Mentor remembered for humble demeanor

Bob and Paulette Cummings of Austin had three sons who played hockey growing up and the Cummings' have opened their home to outside the family when they hosted Austin Bruins players for the last two years. Pictured (left to right): Grant Williams, Bob Cummings, Paulette Cummings, and Chase McDonald. Bob passed away on Jan. 7 from Natural causes. - Herald file photo

By Matt Peterson


He was a level-headed man. People often remember that first when they think about Bob Cummings.

Patience, kindness, empathy and knowledge were just a few more of his traits, according to many. But that demeanor was his gift to others.

Bob died unexpectedly from natural causes on Saturday, Jan. 7, 2012. He was 57.

“Probably the biggest gift … he was just a logical, level-headed person,” said Bryan Cummings, Bob’s oldest son.

To Bryan, Bob’s ability to reason and help people to help themselves was noticeable. Bob did that for more than his three sons, Bryan, Brent and Brad; he was like a dad to many. Plenty of youngsters grew up in the Cummings’ residence, and they were always welcome.

“Night after night, weekends, we’d come home and there would be a whole bunch of kids sleeping on the couch, on the floor,” said Bob’s wife, Paulette. “It meant the world to Bob to have that connection.”

And those youngsters looked up to Bob. Friends of Bob’s sons spent many hours at the Cummings’ house, even when the sons weren’t home. Whether kids wanted to play games or seek advice, they could get both at the Cummings.’

“When the doorbell rang, nobody would get up,” Bryan said. “It didn’t matter who — ‘just come in’ — that was Bob’s policy.”

Even after Bryan, Brad and Brent finished high school hockey and moved out of Austin, the open-door policy remained. The home has been a place for Austin Bruins players during the last two years. It was sort of Bob’s way to give back to others, Bryan said.

Chase McDonald is experiencing that first-hand. McDonald came from Salt Lake City, Utah, to play for the Austin Bruins. The Cummings are housing him and another Bruin, Matt Hanson. Though they’re not immediate family, McDonald and Hanson helped hold the framework at the Cummings’ house amidst Bob’s death.

“It’s been a godsend to tell you the truth,” Paulette said about having the two young men in the house. “They’ve been absolutely remarkable. They’ve been like part of our family through the whole thing.”

Bob’s death is difficult for McDonald, too.

“It’s tough for me,” McDonald said. “He was definitely a role model, definitely someone who helped me out and influenced me a lot.”
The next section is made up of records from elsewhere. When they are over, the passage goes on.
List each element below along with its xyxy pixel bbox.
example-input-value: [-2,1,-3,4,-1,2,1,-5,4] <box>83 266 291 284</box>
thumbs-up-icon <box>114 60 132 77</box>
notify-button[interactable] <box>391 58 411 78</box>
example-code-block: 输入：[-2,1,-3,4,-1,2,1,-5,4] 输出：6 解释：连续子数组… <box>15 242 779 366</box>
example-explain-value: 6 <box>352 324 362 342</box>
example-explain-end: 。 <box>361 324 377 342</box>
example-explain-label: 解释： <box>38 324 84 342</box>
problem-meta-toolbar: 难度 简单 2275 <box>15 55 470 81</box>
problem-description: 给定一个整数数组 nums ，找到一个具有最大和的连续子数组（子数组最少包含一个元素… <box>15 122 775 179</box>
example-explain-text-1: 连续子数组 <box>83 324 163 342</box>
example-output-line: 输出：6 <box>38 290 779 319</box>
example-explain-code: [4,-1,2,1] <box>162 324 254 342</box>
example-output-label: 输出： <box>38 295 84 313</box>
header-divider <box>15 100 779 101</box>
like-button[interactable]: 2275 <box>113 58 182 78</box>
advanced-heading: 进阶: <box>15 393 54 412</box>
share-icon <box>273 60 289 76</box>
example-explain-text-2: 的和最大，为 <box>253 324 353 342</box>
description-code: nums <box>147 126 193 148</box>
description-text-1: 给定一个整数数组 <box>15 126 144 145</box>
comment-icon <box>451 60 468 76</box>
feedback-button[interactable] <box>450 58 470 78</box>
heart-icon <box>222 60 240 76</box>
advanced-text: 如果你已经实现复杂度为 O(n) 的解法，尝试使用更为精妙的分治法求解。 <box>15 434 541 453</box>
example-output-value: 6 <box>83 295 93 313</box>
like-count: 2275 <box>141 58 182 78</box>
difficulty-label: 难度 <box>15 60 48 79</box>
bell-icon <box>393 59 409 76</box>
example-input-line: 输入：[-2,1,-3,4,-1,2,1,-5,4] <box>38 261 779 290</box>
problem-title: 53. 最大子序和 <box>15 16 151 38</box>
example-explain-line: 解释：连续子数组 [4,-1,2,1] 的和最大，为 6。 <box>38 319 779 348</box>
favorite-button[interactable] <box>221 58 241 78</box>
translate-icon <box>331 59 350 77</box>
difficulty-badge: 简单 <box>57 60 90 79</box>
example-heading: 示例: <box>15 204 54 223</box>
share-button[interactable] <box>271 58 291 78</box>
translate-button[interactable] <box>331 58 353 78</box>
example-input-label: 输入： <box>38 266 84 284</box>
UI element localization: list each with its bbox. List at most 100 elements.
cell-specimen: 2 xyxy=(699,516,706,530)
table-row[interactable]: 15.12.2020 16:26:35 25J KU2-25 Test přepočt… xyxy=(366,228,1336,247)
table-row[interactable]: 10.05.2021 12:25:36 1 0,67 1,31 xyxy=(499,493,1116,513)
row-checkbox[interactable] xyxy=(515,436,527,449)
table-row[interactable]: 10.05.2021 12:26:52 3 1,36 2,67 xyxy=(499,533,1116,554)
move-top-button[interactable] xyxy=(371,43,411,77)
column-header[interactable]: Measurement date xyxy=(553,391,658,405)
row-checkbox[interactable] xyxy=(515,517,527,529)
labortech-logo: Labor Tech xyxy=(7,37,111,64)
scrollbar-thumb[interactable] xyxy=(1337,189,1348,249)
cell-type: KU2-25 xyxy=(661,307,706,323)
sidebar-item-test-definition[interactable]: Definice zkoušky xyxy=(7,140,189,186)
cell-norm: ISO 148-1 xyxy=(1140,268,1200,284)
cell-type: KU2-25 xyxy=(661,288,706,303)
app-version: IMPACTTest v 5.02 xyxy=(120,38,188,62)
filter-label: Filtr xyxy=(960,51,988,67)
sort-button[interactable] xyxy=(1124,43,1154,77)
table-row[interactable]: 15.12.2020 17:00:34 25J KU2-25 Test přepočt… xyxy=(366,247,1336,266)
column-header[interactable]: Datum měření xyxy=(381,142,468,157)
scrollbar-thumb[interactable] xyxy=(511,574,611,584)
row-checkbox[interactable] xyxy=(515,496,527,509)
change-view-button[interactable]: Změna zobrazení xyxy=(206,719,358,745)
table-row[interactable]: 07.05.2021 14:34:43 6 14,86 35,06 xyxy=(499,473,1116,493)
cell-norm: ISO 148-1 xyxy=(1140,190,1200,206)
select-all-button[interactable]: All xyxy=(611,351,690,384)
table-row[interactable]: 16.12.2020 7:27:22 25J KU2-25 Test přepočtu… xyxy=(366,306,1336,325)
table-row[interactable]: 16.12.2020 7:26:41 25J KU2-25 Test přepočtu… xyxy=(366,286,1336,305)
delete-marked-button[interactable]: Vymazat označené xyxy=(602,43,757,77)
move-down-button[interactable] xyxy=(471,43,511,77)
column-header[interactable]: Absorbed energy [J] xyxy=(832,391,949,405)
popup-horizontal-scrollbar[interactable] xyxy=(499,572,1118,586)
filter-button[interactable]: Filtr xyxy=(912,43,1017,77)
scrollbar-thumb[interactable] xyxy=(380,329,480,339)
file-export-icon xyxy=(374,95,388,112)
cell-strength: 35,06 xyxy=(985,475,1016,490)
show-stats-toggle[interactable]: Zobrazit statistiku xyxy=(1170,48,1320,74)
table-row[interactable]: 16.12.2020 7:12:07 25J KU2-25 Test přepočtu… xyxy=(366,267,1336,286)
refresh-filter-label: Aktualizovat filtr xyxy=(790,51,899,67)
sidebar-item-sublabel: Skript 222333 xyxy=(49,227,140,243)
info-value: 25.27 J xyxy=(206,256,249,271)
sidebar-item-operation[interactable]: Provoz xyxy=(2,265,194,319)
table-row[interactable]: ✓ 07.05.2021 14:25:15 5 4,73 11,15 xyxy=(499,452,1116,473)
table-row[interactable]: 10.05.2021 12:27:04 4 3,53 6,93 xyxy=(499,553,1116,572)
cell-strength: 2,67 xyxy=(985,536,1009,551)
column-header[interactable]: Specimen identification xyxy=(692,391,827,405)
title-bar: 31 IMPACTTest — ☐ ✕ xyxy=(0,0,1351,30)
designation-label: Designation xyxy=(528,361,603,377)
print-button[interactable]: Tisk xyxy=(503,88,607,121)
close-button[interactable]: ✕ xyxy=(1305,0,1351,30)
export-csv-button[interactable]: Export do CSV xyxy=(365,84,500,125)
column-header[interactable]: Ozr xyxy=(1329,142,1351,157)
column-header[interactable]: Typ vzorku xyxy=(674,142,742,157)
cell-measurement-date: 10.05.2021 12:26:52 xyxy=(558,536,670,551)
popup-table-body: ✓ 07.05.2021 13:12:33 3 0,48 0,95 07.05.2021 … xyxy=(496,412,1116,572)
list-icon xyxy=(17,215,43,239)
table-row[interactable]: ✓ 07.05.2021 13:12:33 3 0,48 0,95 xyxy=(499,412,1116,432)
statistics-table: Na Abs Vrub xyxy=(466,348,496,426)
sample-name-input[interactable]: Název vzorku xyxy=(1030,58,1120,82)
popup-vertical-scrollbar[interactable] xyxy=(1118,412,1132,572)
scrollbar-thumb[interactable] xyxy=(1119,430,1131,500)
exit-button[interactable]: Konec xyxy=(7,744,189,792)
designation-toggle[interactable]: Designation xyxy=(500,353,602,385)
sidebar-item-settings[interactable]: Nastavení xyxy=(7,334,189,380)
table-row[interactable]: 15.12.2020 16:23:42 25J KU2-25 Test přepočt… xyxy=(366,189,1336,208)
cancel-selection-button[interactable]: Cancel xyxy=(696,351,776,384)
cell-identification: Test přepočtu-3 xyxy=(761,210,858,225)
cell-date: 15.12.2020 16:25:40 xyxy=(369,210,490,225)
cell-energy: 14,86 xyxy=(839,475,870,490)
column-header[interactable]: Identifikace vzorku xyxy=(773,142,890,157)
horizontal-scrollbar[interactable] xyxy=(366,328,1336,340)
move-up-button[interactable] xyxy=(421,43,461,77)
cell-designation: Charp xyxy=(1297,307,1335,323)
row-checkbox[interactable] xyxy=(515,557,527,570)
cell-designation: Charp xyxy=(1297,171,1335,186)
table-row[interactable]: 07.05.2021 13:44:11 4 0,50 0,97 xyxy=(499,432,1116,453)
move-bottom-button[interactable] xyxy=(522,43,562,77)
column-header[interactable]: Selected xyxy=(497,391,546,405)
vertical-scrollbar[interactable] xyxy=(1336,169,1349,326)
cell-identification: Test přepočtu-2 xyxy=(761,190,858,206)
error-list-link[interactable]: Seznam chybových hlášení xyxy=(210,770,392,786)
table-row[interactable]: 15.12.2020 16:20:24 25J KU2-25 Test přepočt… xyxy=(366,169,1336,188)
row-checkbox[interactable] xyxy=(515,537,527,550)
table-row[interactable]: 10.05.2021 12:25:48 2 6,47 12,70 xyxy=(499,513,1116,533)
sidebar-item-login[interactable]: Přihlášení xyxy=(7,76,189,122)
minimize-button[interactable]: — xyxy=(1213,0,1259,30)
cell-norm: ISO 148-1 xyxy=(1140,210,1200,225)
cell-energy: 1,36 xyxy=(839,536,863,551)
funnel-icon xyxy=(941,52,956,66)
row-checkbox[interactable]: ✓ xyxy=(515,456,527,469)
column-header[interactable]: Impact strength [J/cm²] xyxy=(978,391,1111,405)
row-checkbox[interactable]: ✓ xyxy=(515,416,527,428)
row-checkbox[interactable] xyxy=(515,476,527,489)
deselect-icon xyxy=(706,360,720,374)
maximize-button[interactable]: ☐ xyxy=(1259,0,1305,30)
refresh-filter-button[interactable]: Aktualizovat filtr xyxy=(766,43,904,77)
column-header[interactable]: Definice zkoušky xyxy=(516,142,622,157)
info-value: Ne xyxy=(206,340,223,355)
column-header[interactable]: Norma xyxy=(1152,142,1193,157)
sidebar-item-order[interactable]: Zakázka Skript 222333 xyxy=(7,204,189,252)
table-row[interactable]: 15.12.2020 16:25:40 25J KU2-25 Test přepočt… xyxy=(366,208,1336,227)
In the year that McDonald has known the Cummings, he has experienced how helpful Bob was to others.

“It was anything and everything that I needed help with, whether I asked or not,” McDonald said. “Really, a lot of the time, before I even asked for help, he would be offering. … He was really just a stand-up guy.”

Yet many may not have realized how influential Bob was until reminiscing, like many were on Thursday. Paulette and Bryan were surprised to hear the countless stories about Bob and the respect people held for him.

“We knew Bob was a good guy, and we knew friends and family appreciated him,” Paulette said. “But the community outpouring that we’ve seen has been absolutely outstanding. To know how other people felt has just been so heartwarming, and it has lifted us through this worst part.”

Though Bob wasn’t an expert on certain things — like he never played hockey — he had a unique ability to connect with people and teach them. Bryan mentioned Bob was able to help anyone who sought his advice and was humble about it, never bragged.

“If he gave you the tools to get something done, and you got the task done, he was proud of you. And that’s all he needed and never wanted anything more.”